Hungarian MP Tamas Harangozo, from the center-left Social Democrat Party, said, “The average person in Europe doesn’t even realize that there are other organizations, U.N. organizations, that deal with refugees.
“Hungary is known for its political division but there is one issue on which there is consensus in the country among right and left—standing with Israel,” he added.
Legislators from Brazil, Costa Rica, Croatia, Czech Republic, Estonia, Finland, Guatemala, Liberia, Latvia, Malaysia, Moldova, the Netherlands (two, one of them a member of the European Parliament), Sierra Leone, Slovakia, South Sudan, Venezuela and Wales also participated in the event.
With their own eyes
“We have brought the largest delegation of legislators to Kfar Aza since Oct. 7 because we believe that until you see it yourself it is hard to understand the brutality and carnage,” said Josh Reinstein, president of the Israel Allies Foundation, which kicked off its annual Chairman’s Conference in Israel with the tour in southwestern Israel.

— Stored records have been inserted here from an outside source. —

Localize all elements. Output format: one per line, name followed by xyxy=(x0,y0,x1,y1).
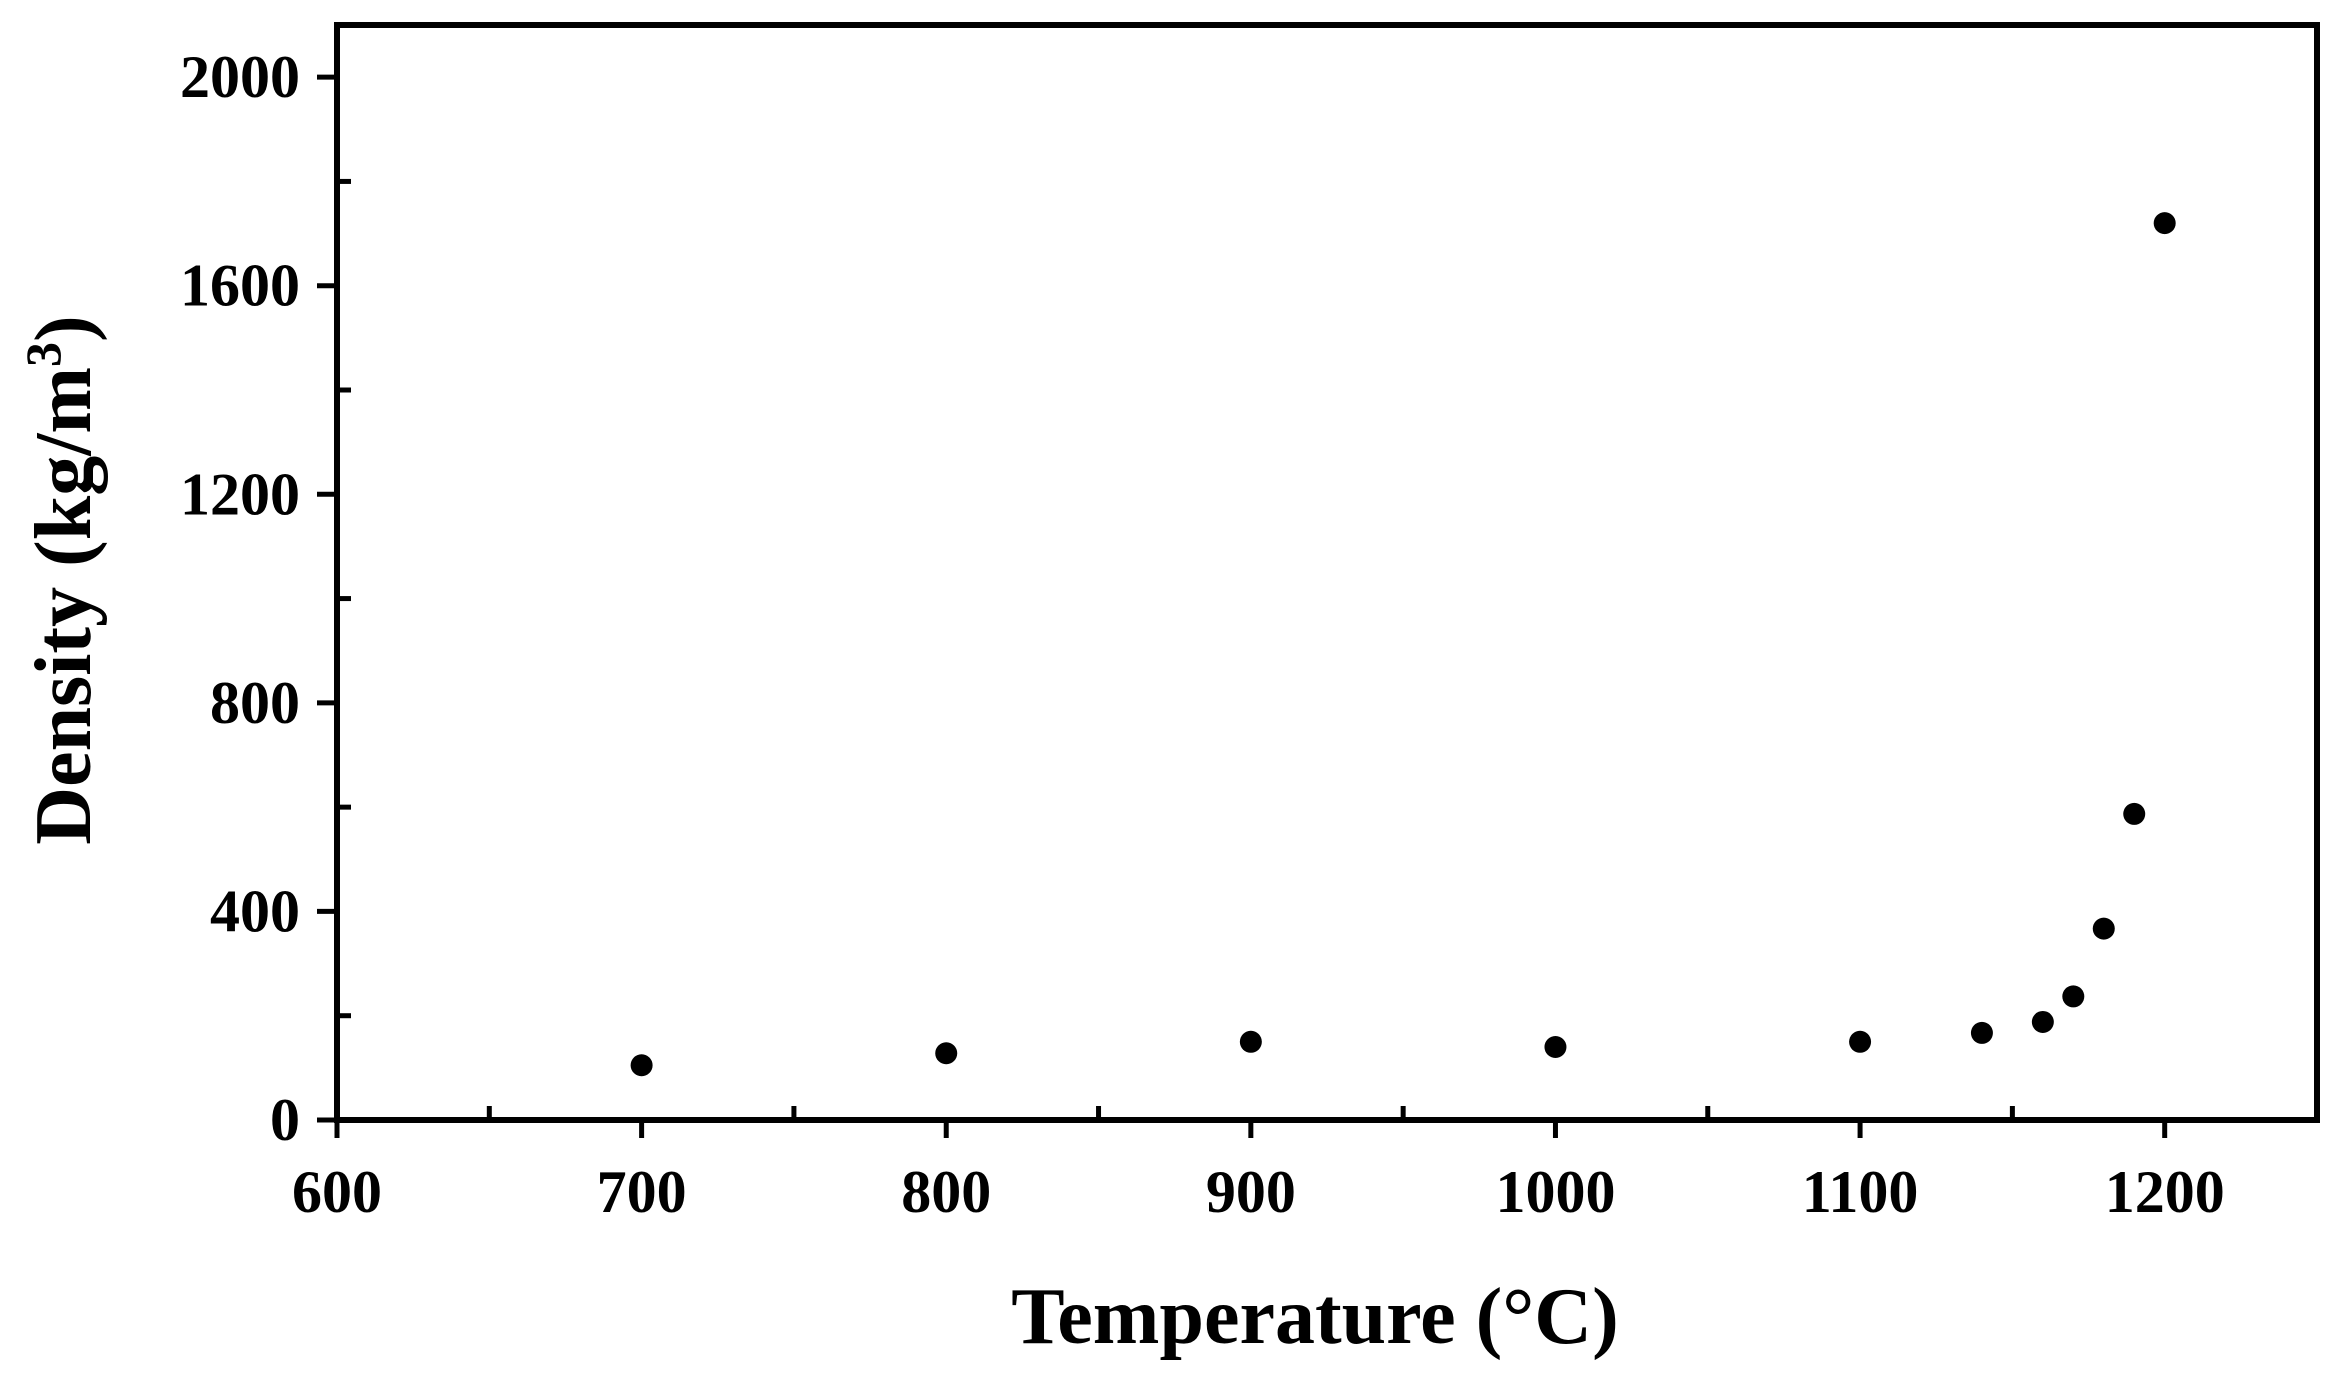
x-tick-label: 1000 xyxy=(1495,1159,1615,1225)
y-tick-label: 1600 xyxy=(180,253,300,319)
data-point xyxy=(1544,1036,1567,1058)
y-tick-label: 800 xyxy=(210,670,300,736)
y-tick-label: 2000 xyxy=(180,44,300,110)
data-point xyxy=(2092,917,2115,940)
data-point xyxy=(935,1042,958,1065)
data-points xyxy=(630,212,2176,1077)
y-axis-title: Density (kg/m3) xyxy=(15,315,108,844)
y-tick-label: 0 xyxy=(270,1087,300,1153)
x-tick-label: 800 xyxy=(901,1159,991,1225)
y-axis-title-superscript: 3 xyxy=(15,342,71,367)
y-tick-label: 400 xyxy=(210,878,300,944)
x-tick-label: 1200 xyxy=(2105,1159,2225,1225)
data-point xyxy=(2123,802,2146,825)
data-point xyxy=(2062,985,2085,1008)
data-point xyxy=(1239,1030,1262,1053)
x-tick-label: 600 xyxy=(292,1159,382,1225)
x-tick-label: 900 xyxy=(1206,1159,1296,1225)
y-axis-title-close: ) xyxy=(20,315,108,342)
x-axis-title: Temperature (°C) xyxy=(1011,1273,1618,1361)
tick-labels: 600 700 800 900 1000 1100 1200 0 400 800 1200 1600 2… xyxy=(180,44,2225,1225)
data-point xyxy=(1849,1030,1872,1053)
data-point xyxy=(1970,1021,1993,1044)
x-tick-label: 700 xyxy=(597,1159,687,1225)
axis-ticks xyxy=(317,74,2168,1138)
y-tick-label: 1200 xyxy=(180,461,300,527)
plot-frame xyxy=(334,22,2320,1123)
data-point xyxy=(630,1054,653,1077)
x-tick-label: 1100 xyxy=(1802,1159,1919,1225)
data-point xyxy=(2031,1010,2054,1033)
data-point xyxy=(2153,212,2176,235)
y-axis-title-main: Density (kg/m xyxy=(20,367,108,845)
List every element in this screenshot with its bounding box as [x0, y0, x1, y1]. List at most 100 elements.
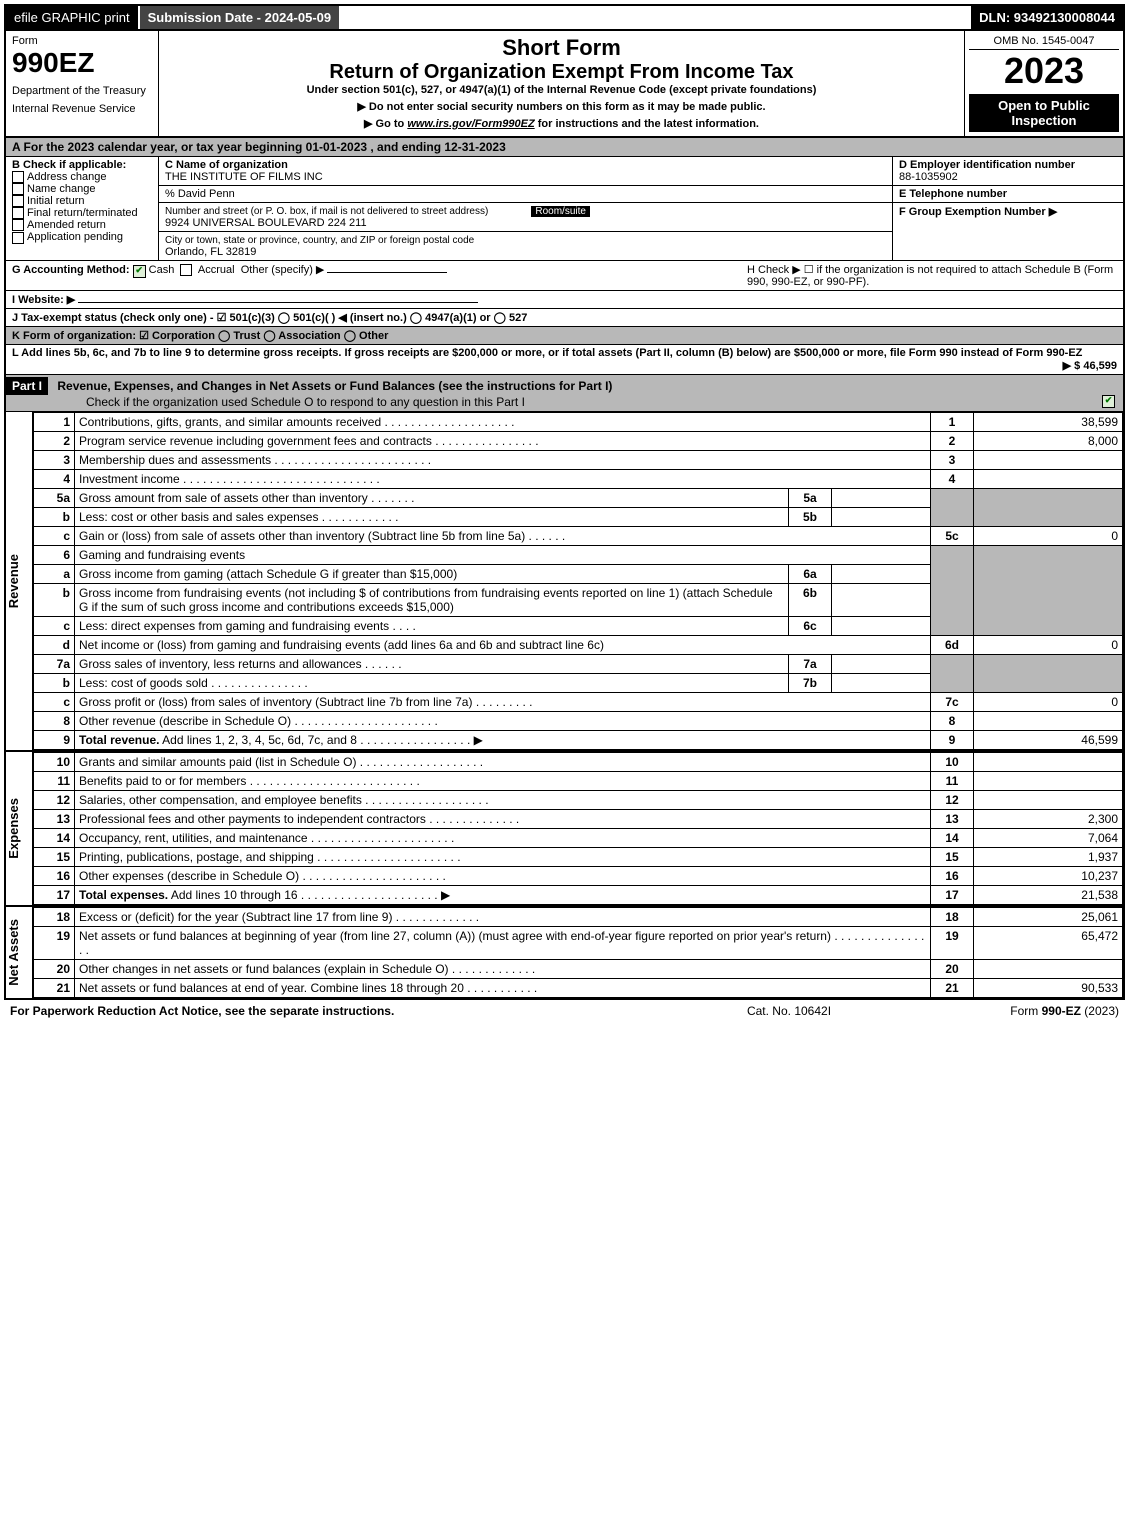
section-b-header: B Check if applicable: — [12, 159, 152, 171]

“But it is also not enough just to see, we need to do something. We all know that UNRWA took part in this genocide and now our parliamentary allies will take the fight to them,” Reinstein said.
Founded a decade and a half ago, the Washington-based Israel Allies Foundation has emerged as a faith-based powerhouse, with a global network of more than 50 caucuses that mobilize political support for Israel based on shared Judeo-Christian values.
Perpetuating the conflict
Israel has long argued that UNRWA was created to perpetuate the conflict by granting Palestinians hereditary refugee status, a status afforded no other global population.
Established by the U.N. in 1949 to carry out relief and work programs for the hundreds of thousands of Arabs who fled their homes during the 1948 War of Independence, UNRWA grants refugee status to those refugees’ descendants in perpetuity, including those with citizenship in other countries. As a result, the number of Palestinian refugees registered with the organization has mushroomed from 750,000 in 1950 to nearly six million today.
The main U.N. refugee agency, UNHCR, which cares for the rest of the refugees in the world, has no such policy. Citing decades of hate and terror indoctrination, the Trump administration cut U.S. funding to UNRWA in 2018, a move President Joe Biden reversed shortly after taking office in 2021.
Last summer, the U.S. State Department allocated more than $200 million for UNRWA despite the glorification of violence and terrorism in its schools contrary to an agreement conditioning funding on the prevention of teaching hate and antisemitism. The U.S. has been UNRWA’s largest donor; total assistance to UNRWA during the Biden administration reached more than $600 million.
The Oct. 7 massacre has placed renewed international focus on UNRWA’s terrorism ties and led to calls from across the Israeli political spectrum to cut all ties with the organization, while the heads of the agency, backed by the E.U. foreign policy chief Josep Borell, seek to rescue the agency by means of an investigation into the wrongdoing.
But after decades of on-again off-again criticism of UNRWA, the wealth of intelligence information uncovered during IDF operations in Gaza has called the continued existence of the organization in question as never before.
Amid a groundswell of national and international concern over the U.N. agency’s connection to Palestinian terrorism, the Israeli Foreign Ministry is proposing to redirect aid to the Palestinians through the World Food Program, an organization within the U.N. that provides food assistance worldwide.
Another option under consideration, pending American support, is funneling the support through USAID, an independent American agency primarily responsible for administering civilian foreign aid and development assistance that has carried out smaller aid activity in Gaza.